Quelque 64 millions d’électeurs (sur 85 millions d’habitants) sont inscrits.

Parmi eux, 3,4 millions qui ont déjà voté à l’étranger, et 5,2 millions de jeunes primo-votants qui n’ont connu que M. Erdogan et sa dérive autocratique depuis les grandes manifestations de 2013 et le coup d’État raté de 2016.

Des centaines d’observateurs sont déployés dans les 50 000 bureaux de vote ouverts entre 8 h (1 h, heure de l’Est) et 17 h (10 h, heure de l’Est), y compris dans les zones du sud du pays dévastées par le séisme du 6 février.

Le Conseil de l’Europe doit par exemple dépêcher 350 observateurs, en plus de ceux désignés par les partis, dont les 300 000 mobilisés par l’opposition.

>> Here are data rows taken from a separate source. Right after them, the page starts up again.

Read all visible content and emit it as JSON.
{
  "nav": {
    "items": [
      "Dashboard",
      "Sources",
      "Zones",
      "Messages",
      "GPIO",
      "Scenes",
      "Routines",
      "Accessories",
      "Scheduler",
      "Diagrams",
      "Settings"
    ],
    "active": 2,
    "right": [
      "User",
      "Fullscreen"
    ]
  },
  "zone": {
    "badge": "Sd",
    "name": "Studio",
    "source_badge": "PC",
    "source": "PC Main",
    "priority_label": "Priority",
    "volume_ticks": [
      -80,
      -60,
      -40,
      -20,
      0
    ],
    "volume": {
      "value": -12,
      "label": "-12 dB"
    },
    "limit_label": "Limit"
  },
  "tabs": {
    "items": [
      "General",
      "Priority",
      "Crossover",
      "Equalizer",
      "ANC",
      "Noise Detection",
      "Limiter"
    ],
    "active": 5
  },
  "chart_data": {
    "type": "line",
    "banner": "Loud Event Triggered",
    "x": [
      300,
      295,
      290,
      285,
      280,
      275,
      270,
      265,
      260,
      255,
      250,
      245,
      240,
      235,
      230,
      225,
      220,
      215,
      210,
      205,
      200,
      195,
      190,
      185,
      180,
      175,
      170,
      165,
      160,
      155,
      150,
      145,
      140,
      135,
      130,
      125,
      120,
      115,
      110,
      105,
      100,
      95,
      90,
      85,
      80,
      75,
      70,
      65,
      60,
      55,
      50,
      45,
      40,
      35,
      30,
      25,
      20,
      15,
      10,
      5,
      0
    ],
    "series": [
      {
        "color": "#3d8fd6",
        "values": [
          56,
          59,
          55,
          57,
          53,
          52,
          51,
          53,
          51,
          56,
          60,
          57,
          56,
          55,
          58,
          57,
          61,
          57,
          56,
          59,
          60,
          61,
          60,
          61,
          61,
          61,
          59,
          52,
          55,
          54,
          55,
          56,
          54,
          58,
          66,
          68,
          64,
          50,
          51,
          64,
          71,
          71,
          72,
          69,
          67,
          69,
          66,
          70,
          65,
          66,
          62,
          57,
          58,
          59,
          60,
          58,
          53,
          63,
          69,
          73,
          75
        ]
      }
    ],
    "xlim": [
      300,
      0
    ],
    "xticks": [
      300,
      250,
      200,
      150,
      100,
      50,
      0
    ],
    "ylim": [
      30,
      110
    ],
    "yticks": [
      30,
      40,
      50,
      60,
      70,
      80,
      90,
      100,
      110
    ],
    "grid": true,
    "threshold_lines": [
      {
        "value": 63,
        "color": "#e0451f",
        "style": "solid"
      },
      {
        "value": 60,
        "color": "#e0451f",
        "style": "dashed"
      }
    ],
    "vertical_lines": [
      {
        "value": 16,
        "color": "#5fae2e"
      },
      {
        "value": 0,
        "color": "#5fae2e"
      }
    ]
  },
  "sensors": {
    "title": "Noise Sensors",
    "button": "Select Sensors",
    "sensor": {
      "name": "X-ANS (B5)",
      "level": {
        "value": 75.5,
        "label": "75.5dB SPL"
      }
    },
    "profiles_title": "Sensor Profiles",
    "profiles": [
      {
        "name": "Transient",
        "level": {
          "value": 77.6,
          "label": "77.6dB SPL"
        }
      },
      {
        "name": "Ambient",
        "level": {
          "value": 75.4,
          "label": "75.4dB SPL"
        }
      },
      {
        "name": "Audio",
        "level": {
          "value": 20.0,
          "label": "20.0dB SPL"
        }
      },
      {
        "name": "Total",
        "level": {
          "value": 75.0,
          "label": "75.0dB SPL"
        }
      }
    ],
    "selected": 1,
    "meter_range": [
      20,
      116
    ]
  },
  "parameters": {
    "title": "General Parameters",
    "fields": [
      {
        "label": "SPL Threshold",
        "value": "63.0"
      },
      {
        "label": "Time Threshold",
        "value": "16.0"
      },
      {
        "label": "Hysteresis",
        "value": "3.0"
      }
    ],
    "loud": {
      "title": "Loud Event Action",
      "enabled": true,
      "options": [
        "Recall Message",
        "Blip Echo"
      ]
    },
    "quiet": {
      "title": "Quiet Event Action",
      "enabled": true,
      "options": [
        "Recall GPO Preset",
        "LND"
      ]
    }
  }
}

En 2018, le taux de participation avait dépassé les 86 %.

Duel entre deux camps

Quatre noms figurent sur les bulletins de la présidentielle : celui de Recep Tayyip Erdogan, 69 ans dont vingt au sommet de l’État, et chef du Parti de la justice et du développement (AKP, islamo-conservateur).

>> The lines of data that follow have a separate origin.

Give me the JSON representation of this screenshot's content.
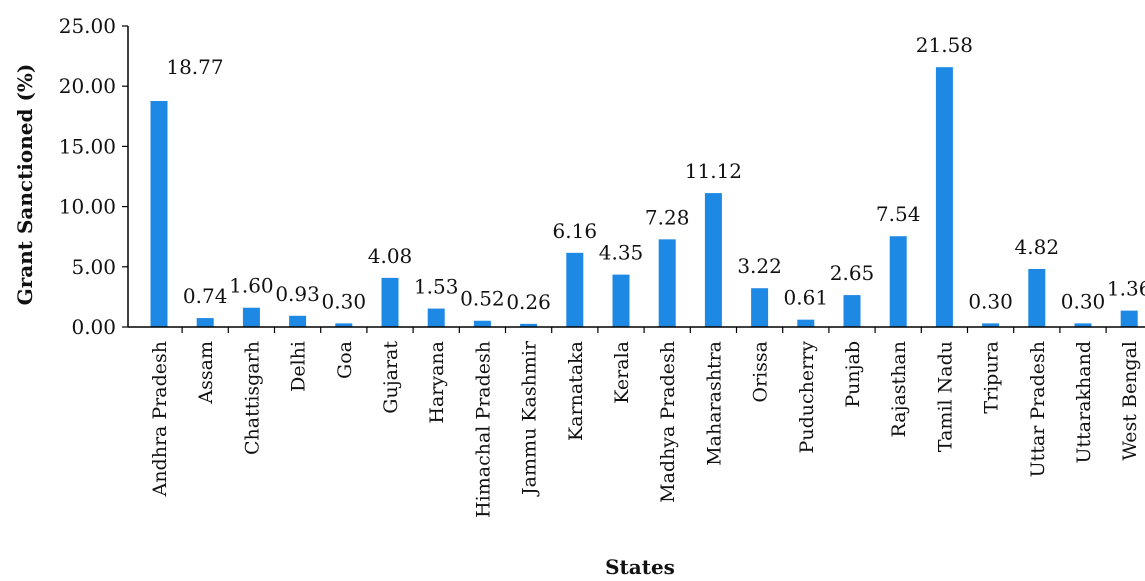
{
  "chart_data": {
    "type": "bar",
    "xlabel": "States",
    "ylabel": "Grant Sanctioned (%)",
    "ylim": [
      0,
      25
    ],
    "yticks": [
      "0.00",
      "5.00",
      "10.00",
      "15.00",
      "20.00",
      "25.00"
    ],
    "grid": false,
    "bar_color": "#1e88e5",
    "categories": [
      "Andhra Pradesh",
      "Assam",
      "Chattisgarh",
      "Delhi",
      "Goa",
      "Gujarat",
      "Haryana",
      "Himachal Pradesh",
      "Jammu Kashmir",
      "Karnataka",
      "Kerala",
      "Madhya Pradesh",
      "Maharashtra",
      "Orissa",
      "Puducherry",
      "Punjab",
      "Rajasthan",
      "Tamil Nadu",
      "Tripura",
      "Uttar Pradesh",
      "Uttarakhand",
      "West Bengal"
    ],
    "values": [
      18.77,
      0.74,
      1.6,
      0.93,
      0.3,
      4.08,
      1.53,
      0.52,
      0.26,
      6.16,
      4.35,
      7.28,
      11.12,
      3.22,
      0.61,
      2.65,
      7.54,
      21.58,
      0.3,
      4.82,
      0.3,
      1.36
    ],
    "value_labels": [
      "18.77",
      "0.74",
      "1.60",
      "0.93",
      "0.30",
      "4.08",
      "1.53",
      "0.52",
      "0.26",
      "6.16",
      "4.35",
      "7.28",
      "11.12",
      "3.22",
      "0.61",
      "2.65",
      "7.54",
      "21.58",
      "0.30",
      "4.82",
      "0.30",
      "1.36"
    ]
  }
}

Face à lui Kemal Kiliçdaroglu, chef du Parti républicain du peuple (CHP, social-démocrate et laïque fondé par Mustafa Kemal sur les ruines de l’empire ottoman). L’ancien fonctionnaire de 74 ans mène une coalition de six formations allant de la droite nationaliste au centre gauche libéral.

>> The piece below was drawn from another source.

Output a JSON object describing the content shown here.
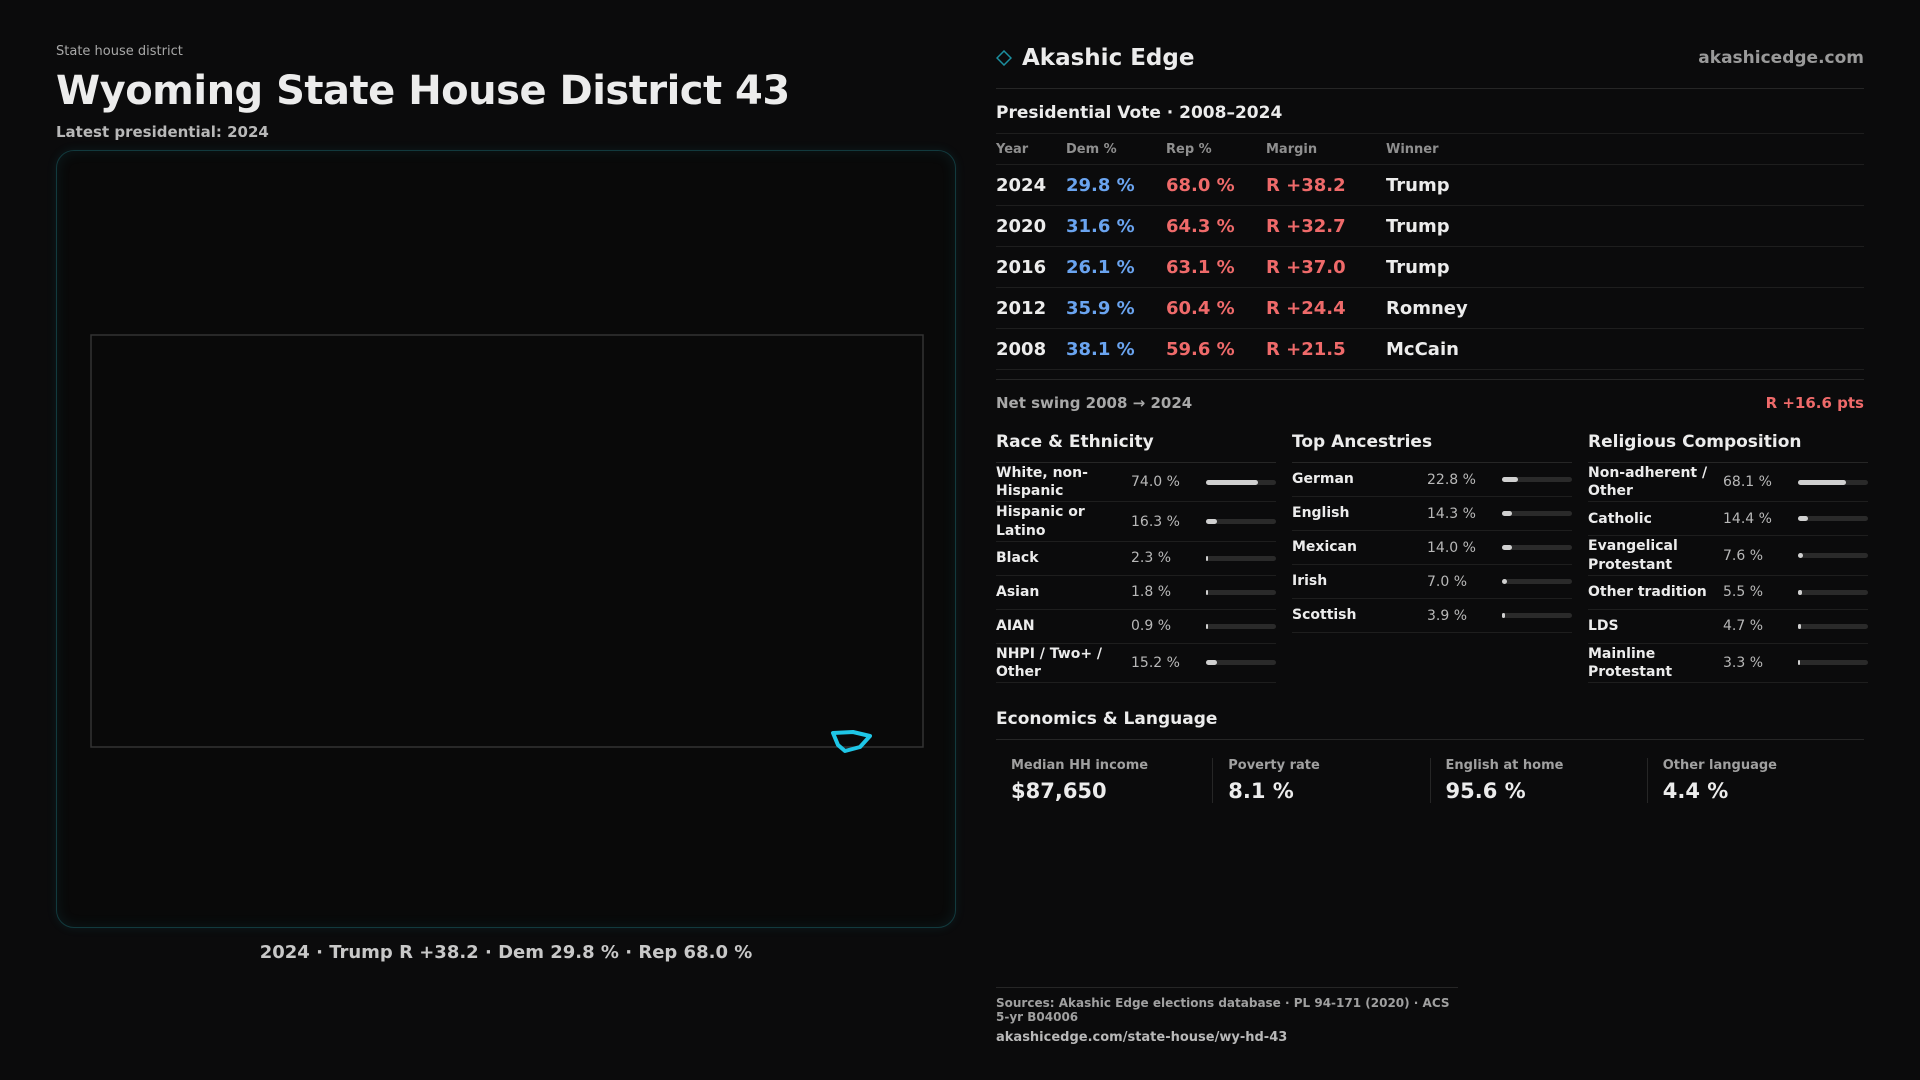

Sinan Ogan, un ancien député d’extrême droite, est également en lice, crédité de moins de 5 % des intentions de vote dans les dernières enquêtes d’opinion.

Un quatrième candidat, Muharrem Ince, s’est désisté jeudi, mais trop tard pour voir son nom retiré des bulletins.

Si aucun candidat n’obtient la majorité dimanche, un second tour aura lieu le 28 mai.

L’enjeu des législatives

Elles permettent dans un scrutin proportionnel de désigner les 600 membres de la Grande Assemblée nationale, un parlement monocaméral au rôle éclipsé depuis la réforme constitutionnelle de 2017 et par le régime présidentiel fort qui en a découlé.

Le bloc formé par l’AKP de M. Erdogan et ses alliés du mouvement nationaliste MHP détient actuellement la majorité.

L’opposition ambitionne de lui ravir et même d’obtenir la majorité des deux tiers requise pour modifier la Constitution.

Une cohabitation est possible mais rendrait la gouvernance difficile.

Président jusqu’en 2028 ?

Le président ne peut théoriquement siéger que pour deux mandats de cinq ans.

M. Erdogan peut prétendre endosser pour la troisième fois la fonction suprême car il n’a pas été tenu compte du mandat effectué après sa victoire à la présidentielle de 2014 sous l’ancien système, après 12 années passées en tant que premier ministre.

M. Erdogan, pourrait donc en théorie rester à la tête du pays jusqu’en 2028.

M. Kiliçdaroglu quant à lui a suggéré qu’il ne resterait qu’un seul mandat s’il est élu dimanche.